Porphyrius had taken him one day on some errand to Canopus; the elder man had gone in his chariot, his two sons and Constantine escorting him on horseback. At the city-gates they met Romanus, the general in command of the Imperial army, with his staff of officers, and he, drawing rein by the great merchant’s carriage, had asked him, pointing to Constantine, whether that were his son.

“No,” replied Porphyrius, “but I wish he were.” At these words the ship-master’s son colored deeply, while Romanus turned his horse round, laid his hand on the young man’s arm and called out to the commander of the cavalry of Arsinoe: “A soldier after Ares’ own heart, Columella! Do not let him slip.”

Before the clouds of dust raised by the officers’ horses as they rode off, had fairly settled, Constantine had made up his mind to be a soldier. In his parents’ house, however, this decision was seen under various aspects. His father found little to say against it, for he had three sons and only two shipyards, and the question seemed settled by the fact that Constantine, with his resolute and powerful nature, was cut out to be a soldier. His pious mother, on the other hand, appealed to the learned works of Clemens and Tertullian, who forbid the faithful Christian to draw the sword; and she related the legend of the holy Maximilianus, who, being compelled, under Diocletian, to join the army, had suffered death at the hands of the executioner rather than shed his fellow-creatures’ blood in battle. The use of weapons, she added, was incompatible with a godly and Christian life.

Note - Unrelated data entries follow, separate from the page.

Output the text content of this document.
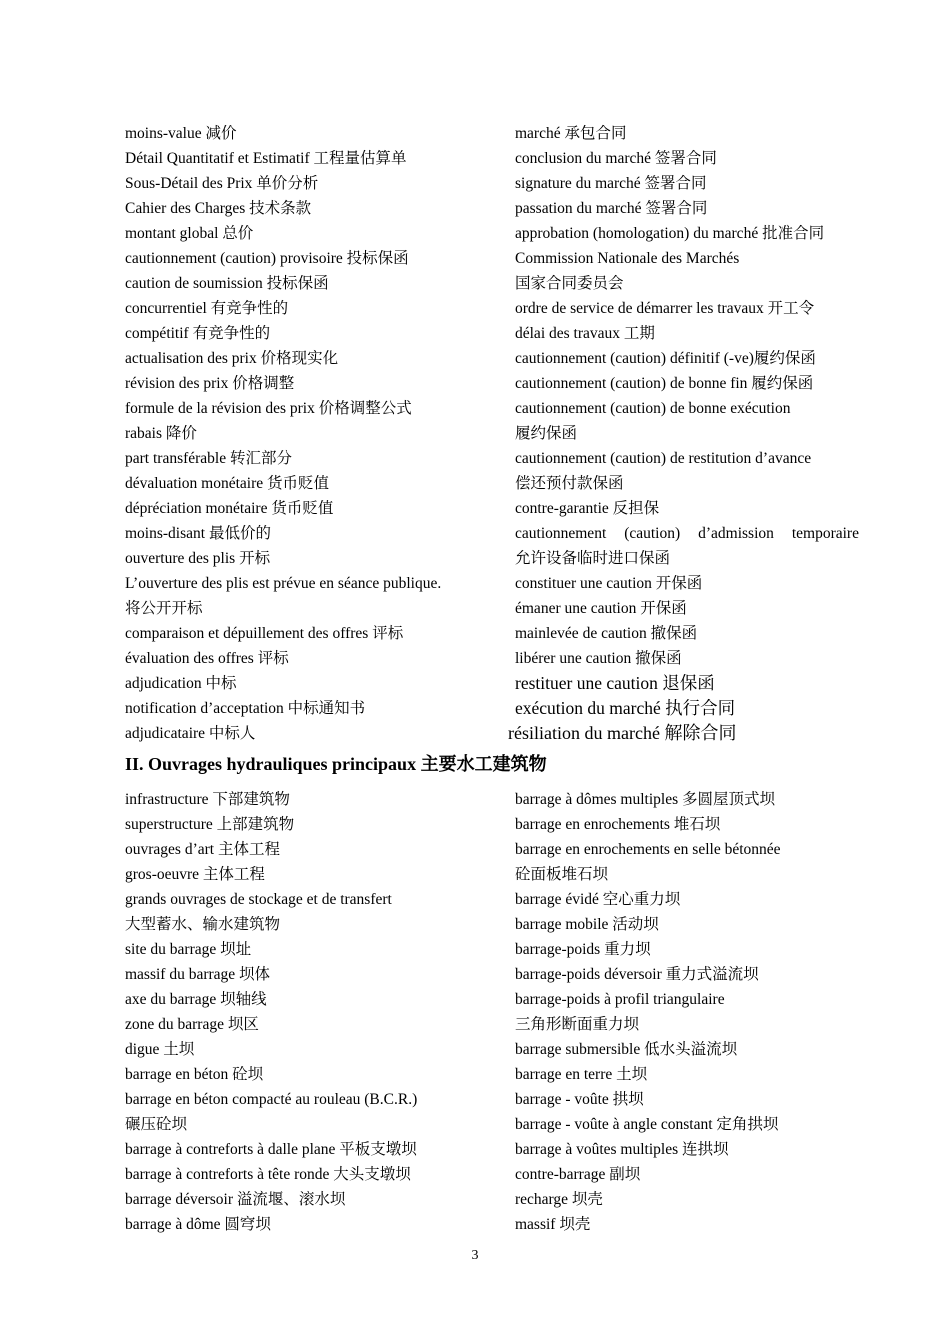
moins-value 减价
Détail Quantitatif et Estimatif 工程量估算单
Sous-Détail des Prix 单价分析
Cahier des Charges 技术条款
montant global 总价
cautionnement (caution) provisoire 投标保函
caution de soumission 投标保函
concurrentiel 有竞争性的
compétitif 有竞争性的
actualisation des prix 价格现实化
révision des prix 价格调整
formule de la révision des prix 价格调整公式
rabais 降价
part transférable 转汇部分
dévaluation monétaire 货币贬值
dépréciation monétaire 货币贬值
moins-disant 最低价的
ouverture des plis 开标
L’ouverture des plis est prévue en séance publique.
将公开开标
comparaison et dépuillement des offres 评标
évaluation des offres 评标
adjudication 中标
notification d’acceptation 中标通知书
adjudicataire 中标人
marché 承包合同
conclusion du marché 签署合同
signature du marché 签署合同
passation du marché 签署合同
approbation (homologation) du marché 批准合同
Commission Nationale des Marchés
国家合同委员会
ordre de service de démarrer les travaux 开工令
délai des travaux 工期
cautionnement (caution) définitif (-ve)履约保函
cautionnement (caution) de bonne fin 履约保函
cautionnement (caution) de bonne exécution
履约保函
cautionnement (caution) de restitution d’avance
偿还预付款保函
contre-garantie 反担保
cautionnement (caution) d’admission temporaire
允许设备临时进口保函
constituer une caution 开保函
émaner une caution 开保函
mainlevée de caution 撤保函
libérer une caution 撤保函
restituer une caution 退保函
exécution du marché 执行合同
résiliation du marché 解除合同
II. Ouvrages hydrauliques principaux 主要水工建筑物
infrastructure 下部建筑物
superstructure 上部建筑物
ouvrages d’art 主体工程
gros-oeuvre 主体工程
grands ouvrages de stockage et de transfert
大型蓄水、输水建筑物
site du barrage 坝址
massif du barrage 坝体
axe du barrage 坝轴线
zone du barrage 坝区
digue 土坝
barrage en béton 砼坝
barrage en béton compacté au rouleau (B.C.R.)
碾压砼坝
barrage à contreforts à dalle plane 平板支墩坝
barrage à contreforts à tête ronde 大头支墩坝
barrage déversoir 溢流堰、滚水坝
barrage à dôme 圆穹坝
barrage à dômes multiples 多圆屋顶式坝
barrage en enrochements 堆石坝
barrage en enrochements en selle bétonnée
砼面板堆石坝
barrage évidé 空心重力坝
barrage mobile 活动坝
barrage-poids 重力坝
barrage-poids déversoir 重力式溢流坝
barrage-poids à profil triangulaire
三角形断面重力坝
barrage submersible 低水头溢流坝
barrage en terre 土坝
barrage - voûte 拱坝
barrage - voûte à angle constant 定角拱坝
barrage à voûtes multiples 连拱坝
contre-barrage 副坝
recharge 坝壳
massif 坝壳
3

His father, however, would not listen to this reasoning; new times, he said, were come; the greater part of the army had been baptized; the Church prayed for, victory, and at the head of the troops stood the great Theodosius, an exemplar of an orthodox and zealous Christian.

Clemens was master in his own house, and Constantine joined the heavy cavalry at Arsinoe. In the war against the Blemmyes he was so fortunate as to merit the highest distinction; after that he was in garrison at Arsinoe, and, as Alexandria was within easy reach of that town, he was in frequent intercourse with his own family and that of Porphyrius. Not quite three years previously, when a revolt had broken out in favor of the usurper Maximus in his native town, Constantine had assisted in suppressing it, and almost immediately afterwards he was sent to Europe to take part in the war which Theodosius had begun, again against Maximus.

An unpleasant misunderstanding had embittered his parting from Gorgo; old Damia, as she held his hand had volunteered a promise that she and her granddaughter would from time to time slay a beast in sacrifice on his behalf. Perhaps she had had no spiteful meaning in this, but he had regarded it as an insult, and had turned away angry and hurt. Gorgo, however, could not bear to let him go thus; disregarding her grandmother’s look of surprise, she had called him back, and giving him both hands had warmly bidden him farewell. Damia had looked after him in silence and had ever afterwards avoided mentioning his name in Gorgo’s presence.